Ci sarebbe anche una forte sforbiciata al personale nei piani di Unicredit, un taglio che potrebbe far dimagrire una delle principali banche italiane di 10.000 dipendenti entro il 2023, il tutto all'interno di un robusto piano di riduzione dei costi, con l'obiettivo di abbassarli del 10% dai livelli attuali. Sono queste le indiscrezioni raccolte dall'agenzia Bloomberg e finora non confermate né smentite dall’Istituto, che in Italia ha quasi la metà dei suoi 86.000 impiegati e dove genera il 50% dei ricavi.
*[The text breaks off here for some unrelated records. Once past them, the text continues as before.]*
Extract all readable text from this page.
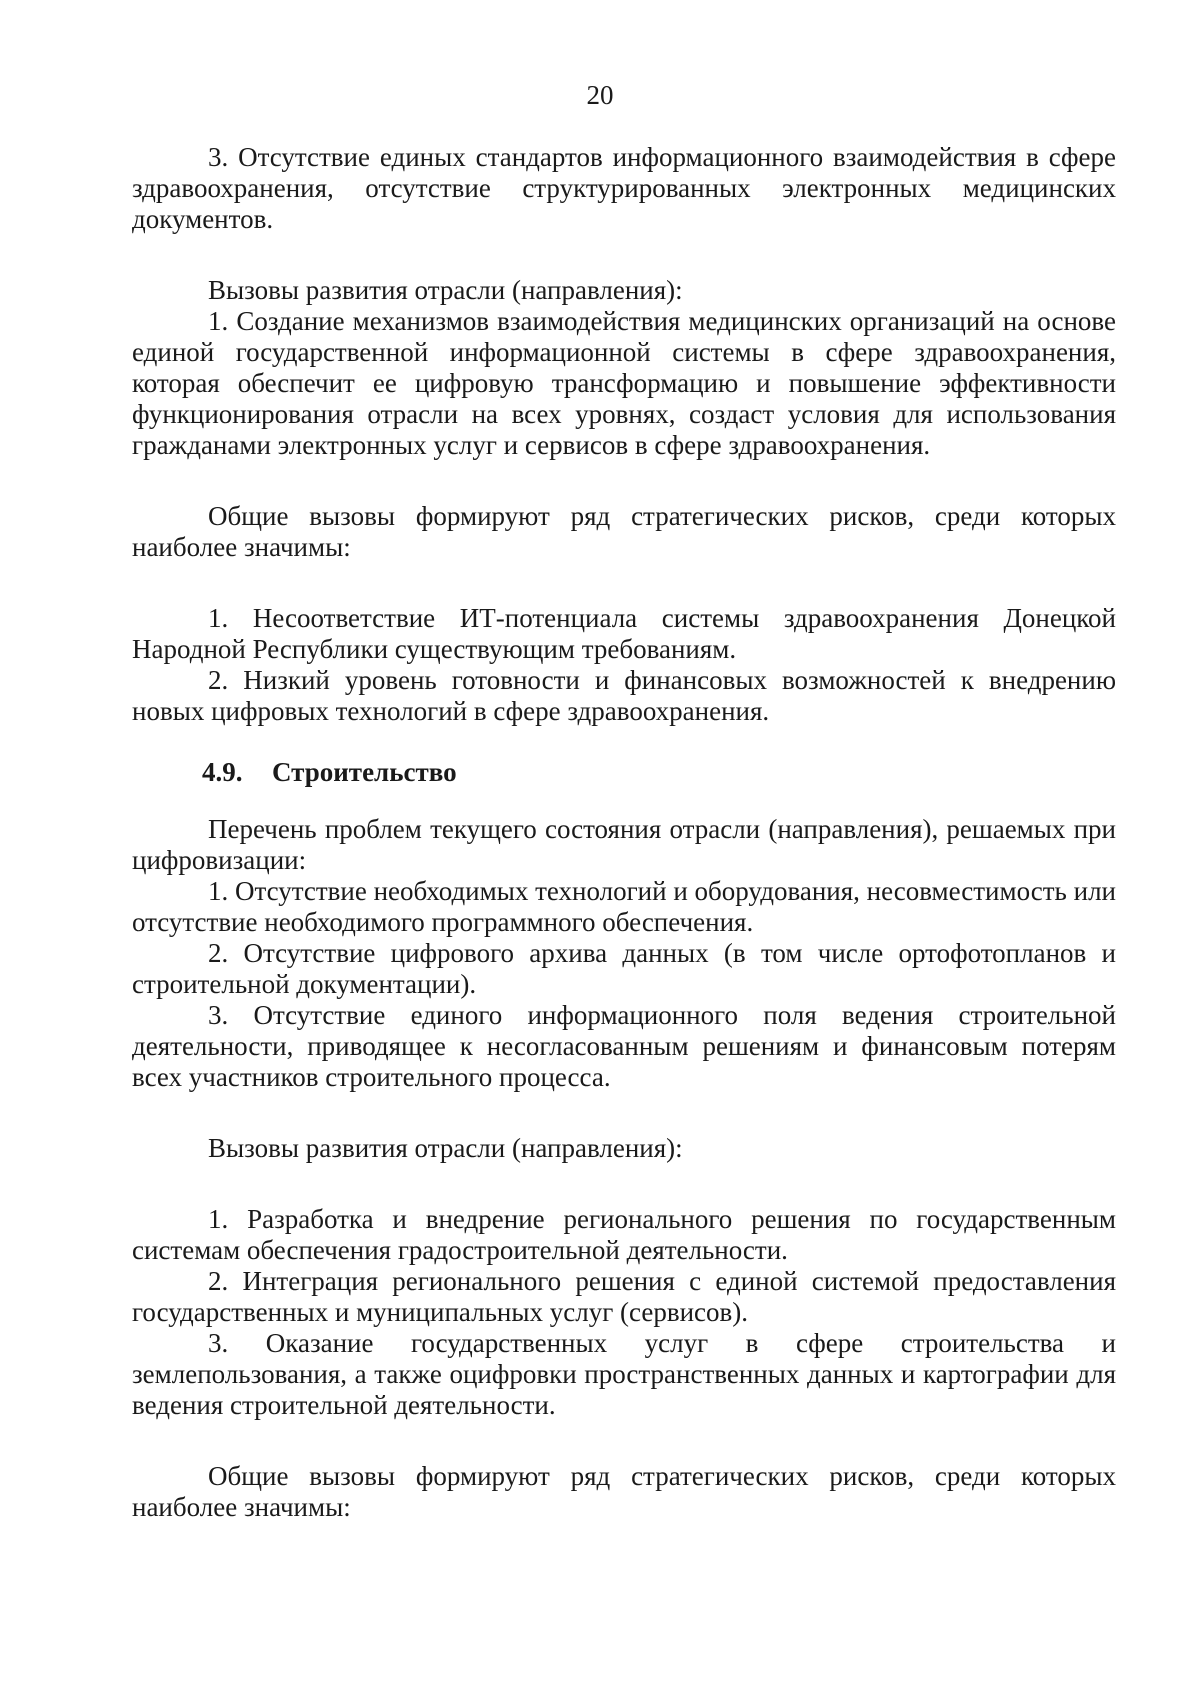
20

3. Отсутствие единых стандартов информационного взаимодействия в сфере здравоохранения, отсутствие структурированных электронных медицинских документов.

Вызовы развития отрасли (направления):

1. Создание механизмов взаимодействия медицинских организаций на основе единой государственной информационной системы в сфере здравоохранения, которая обеспечит ее цифровую трансформацию и повышение эффективности функционирования отрасли на всех уровнях, создаст условия для использования гражданами электронных услуг и сервисов в сфере здравоохранения.

Общие вызовы формируют ряд стратегических рисков, среди которых наиболее значимы:

1. Несоответствие ИТ-потенциала системы здравоохранения Донецкой Народной Республики существующим требованиям.

2. Низкий уровень готовности и финансовых возможностей к внедрению новых цифровых технологий в сфере здравоохранения.

4.9. Строительство

Перечень проблем текущего состояния отрасли (направления), решаемых при цифровизации:

1. Отсутствие необходимых технологий и оборудования, несовместимость или отсутствие необходимого программного обеспечения.

2. Отсутствие цифрового архива данных (в том числе ортофотопланов и строительной документации).

3. Отсутствие единого информационного поля ведения строительной деятельности, приводящее к несогласованным решениям и финансовым потерям всех участников строительного процесса.

Вызовы развития отрасли (направления):

1. Разработка и внедрение регионального решения по государственным системам обеспечения градостроительной деятельности.

2. Интеграция регионального решения с единой системой предоставления государственных и муниципальных услуг (сервисов).

3. Оказание государственных услуг в сфере строительства и землепользования, а также оцифровки пространственных данных и картографии для ведения строительной деятельности.

Общие вызовы формируют ряд стратегических рисков, среди которых наиболее значимы:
Allarmati i sindacati, non disposti ad accettare un piano severo come questo, sul quale ci sarebbe anche l'occhio del Governo vista la dimensione strategica di Unicredit. La scure sul personale potrebbe comunque abbattersi in maniera più contenuta e in ogni caso verrebbe attuata su base volontaria, sfruttando gli ammortizzatori sociali e i prepensionamenti. Si tratterebbe in ogni caso di un secondo round. Nel precedente piano, quello in scadenza quest’anno, la banca ha programmato una riduzione totale di 14.000 dipendenti. Per saperne di più bisognerà aspettare ancora al più tardi, a dicembre, quando il gruppo guidato da Jean Pierre Mustier presenterà ufficialmente le sue strategie. Il manager, che nelle scorse settimane ha completato la vendita di Banca Fineco, ha indicato come obiettivi il maggior controllo dei costi, in un contesto di crescita economica debole e nella prospettiva che i tassi di interesse rimarranno bassi ancora a lungo. Una circostanza che riguarda anche altre grandi banche europee, a partire dalla tedesca Deutsche Bank, che pochi giorni fa ha annunciato di voler ridurre l'organico di 18.000 unità.